Related Services
dbt Cloud, GCP, Terraform, BigQuery, GitHub, Cloud Build
Industry
Agriculture
Company
Xebia Data
Kramp is a distributor of spare parts for the agriculture and construction industries. Founded in 1951, the family-owned company based in Varsseveld is the largest supplier of spare parts for its industries in Europe. It has over 3,000 employees, B2B annual sales of 1.16 billion euros in 2023, and 12 operation centers. Over the past 73 years, Kramp has always pursued one goal: to make work as easy as possible for all its customers.
In Search of Data Mesh
Kramp had been leveraging its Google Cloud Platform (GCP) since 2021. As the number of projects deployed on the platform grew, it became clear that Kramp needed an efficient tool to perform data transformations and ensure that queries were properly documented and tested.
Since Kramp is a consolidated organization with clear domains (product, marketing, finance, etc.), the company required a data infrastructure that could sustain an independent way of working. A data mesh, a model where all departments can pull and push data to a central location, was the perfect solution.
Kramp wanted to create a data mesh with the help of dbt Cloud so every team could get their own projects on the dbt Cloud platform within GCP. At that moment, however, they needed support to implement this data mesh structure. That’s where Xebia came in.
dbt Cloud to the Rescue
Xebia’s consultant, Padraic Slattery, brought his knowledge of dbt Cloud to make the data mesh a reality for Kramp.
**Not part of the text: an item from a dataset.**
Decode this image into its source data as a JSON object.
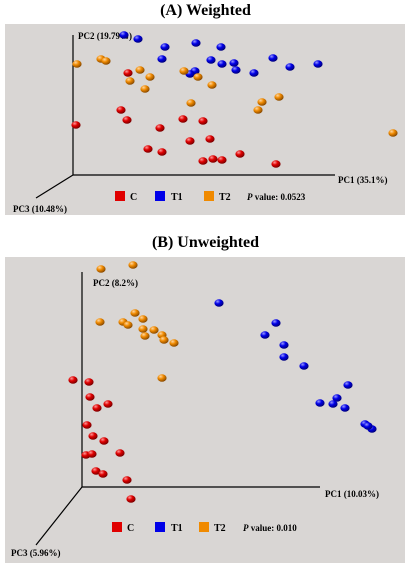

He worked hand in hand with Kramp’s professionals in the Data Office team to set up the infrastructure.
dbt Cloud offered them an integrated development environment (IDE) where analysts could be easily onboarded, removing the need to set up dbt locally. Analysts only had to click a button in their browser to access their project, where they could keep track of their work with the in-built integration in GitHub.
In addition, dbt Cloud offers Kramp data lineage, governance, and documentation. It also connects easily to visualization tools such as Tableau.
To facilitate the onboarding of Kramp’s users to dbt, Xebia’s consultants supported Kramp in defining a dbt Cloud learning journey. In addition, they hosted several trainings that combined Xebia’s dbt-learn course with advanced material tailored to Kramp’s needs. Finally, they also facilitated a dbt hackathon to encourage the development of new solutions.
“Xebia enabled the team to build a solid foundation for our data mesh on the Google Cloud Platform managed with dbt Cloud.”
The Final Impact
Currently, the data mesh is fully running. The platform is fully open for new domains to be onboarded. The process is as simple as reading a Readme file, following a few steps, cloning a Terraform repo, and creating a pull request. Then the Kramp Data Office team approves this request, and the domain gets its new project in 10 minutes.
Once every domain has been granted access to their project, they’re the owners of said project and can:
- Request access to their own source data.
- Grant access to their own data marts.
- Schedule their own data pipelines.
- Schedule their own release to production.
Within the Kramp Data Office team, which oversaw the transformation to the data mesh, the number of active analysts has grown from 0 to 8. On top of that, 30 other professionals have been trained in dbt. This has not only spread data knowledge throughout the company but has also ensured that the data mesh can be maintained to a high standard after Xebia has completed its assignment.
Throughout this project, the Data Office team has increased automation, improved data governance capabilities (data access, data lineage, etc.), and reduced ad-hoc requests. Other departments such as Product, Sales, and Marketing have benefited through the increased ability to own their own metrics, explore granular data, and build customs data models for detailed reporting.
Additionally, teams at Kramp and Xebia liaised to set up a peer-mentoring program and help with the initial pull requests. They also set up shared communication channels to ask questions and share knowledge about the data mesh.